Baku, 27 August 1996 (RFE/RL) -- The executive director of the United Nations Drug Control Program (UNDCP) is today participating in an international conference in Baku on drug trafficking. The Vienna-based UNDCP said last week it is increasingly concerned over the development of new drug-trafficking routes through the Caucasus.

Executive Director Giorgio Giacomelli yesterday began a tour of the Caucasus and met Azerbaijan's Interior Minister Ramil Usubov. Giacomelli will also travel to Armenia and Georgia.

New drug-trafficking routes have been identified from Afghanistan and southeast Asia through Azerbaijan, Armenia and Georgia. The drugs then arrive in Turkey, from which they are distributed to western Europe.

The UN provides aid to the Caucasus republics to train police and the judiciary in how to suppress the drug traffic, but the UNDCP says the situation has taken on "alarming proportions," and additional aid has now become urgent.

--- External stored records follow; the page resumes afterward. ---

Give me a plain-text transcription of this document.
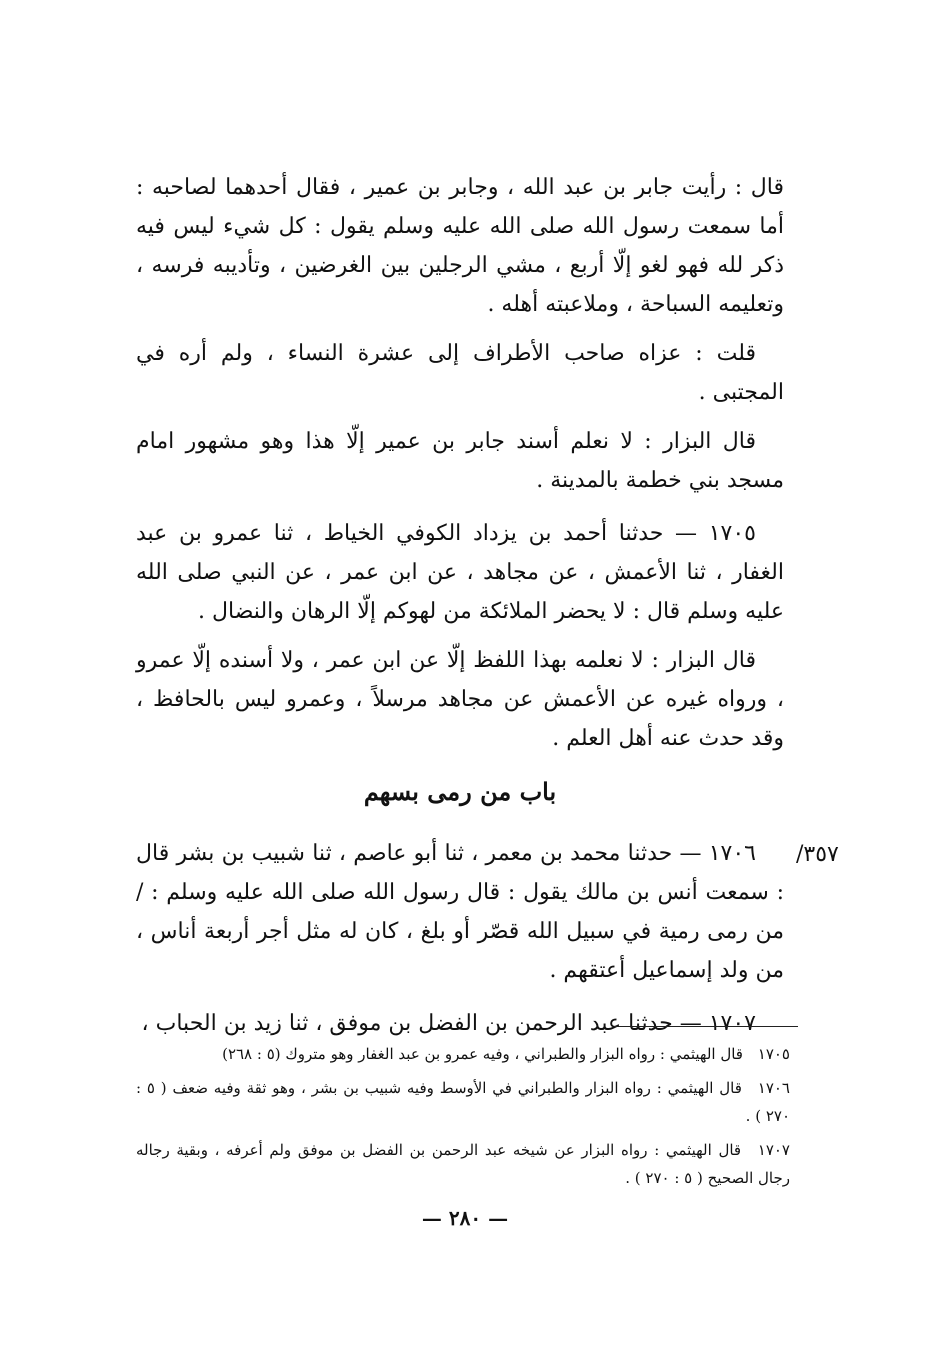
قال : رأيت جابر بن عبد الله ، وجابر بن عمير ، فقال أحدهما لصاحبه : أما سمعت رسول الله صلى الله عليه وسلم يقول : كل شيء ليس فيه ذكر لله فهو لغو إلّا أربع ، مشي الرجلين بين الغرضين ، وتأديبه فرسه ، وتعليمه السباحة ، وملاعبته أهله .

قلت : عزاه صاحب الأطراف إلى عشرة النساء ، ولم أره في المجتبى .

قال البزار : لا نعلم أسند جابر بن عمير إلّا هذا وهو مشهور امام مسجد بني خطمة بالمدينة .

١٧٠٥ — حدثنا أحمد بن يزداد الكوفي الخياط ، ثنا عمرو بن عبد الغفار ، ثنا الأعمش ، عن مجاهد ، عن ابن عمر ، عن النبي صلى الله عليه وسلم قال : لا يحضر الملائكة من لهوكم إلّا الرهان والنضال .

قال البزار : لا نعلمه بهذا اللفظ إلّا عن ابن عمر ، ولا أسنده إلّا عمرو ، ورواه غيره عن الأعمش عن مجاهد مرسلاً ، وعمرو ليس بالحافظ ، وقد حدث عنه أهل العلم .

باب من رمى بسهم

١٧٠٦ — حدثنا محمد بن معمر ، ثنا أبو عاصم ، ثنا شبيب بن بشر قال : سمعت أنس بن مالك يقول : قال رسول الله صلى الله عليه وسلم : / من رمى رمية في سبيل الله قصّر أو بلغ ، كان له مثل أجر أربعة أناس ، من ولد إسماعيل أعتقهم .

١٧٠٧ — حدثنا عبد الرحمن بن الفضل بن موفق ، ثنا زيد بن الحباب ،

٣٥٧/

١٧٠٥ قال الهيثمي : رواه البزار والطبراني ، وفيه عمرو بن عبد الغفار وهو متروك (٥ : ٢٦٨)

١٧٠٦ قال الهيثمي : رواه البزار والطبراني في الأوسط وفيه شبيب بن بشر ، وهو ثقة وفيه ضعف ( ٥ : ٢٧٠ ) .

١٧٠٧ قال الهيثمي : رواه البزار عن شيخه عبد الرحمن بن الفضل بن موفق ولم أعرفه ، وبقية رجاله رجال الصحيح ( ٥ : ٢٧٠ ) .

— ٢٨٠ —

Large quantities of opium, heroin and hashish are the principal drugs which pass illegally through Central Asia coming from Afghanistan. The republics of Central Asia, which are also large poppy producers, have become a prefered route for drugs heading into eastern Europe, particularly Russia, Ukraine and Belarus, the UNDCP statement said.

The illicit cultivation of poppies in Kazakhstan, Kyrgyzstan, Tajikistan, Turkmenistan and Uzbekistan is estimated at some 2,000 hectares -- enough to produce around 30 tons of opium.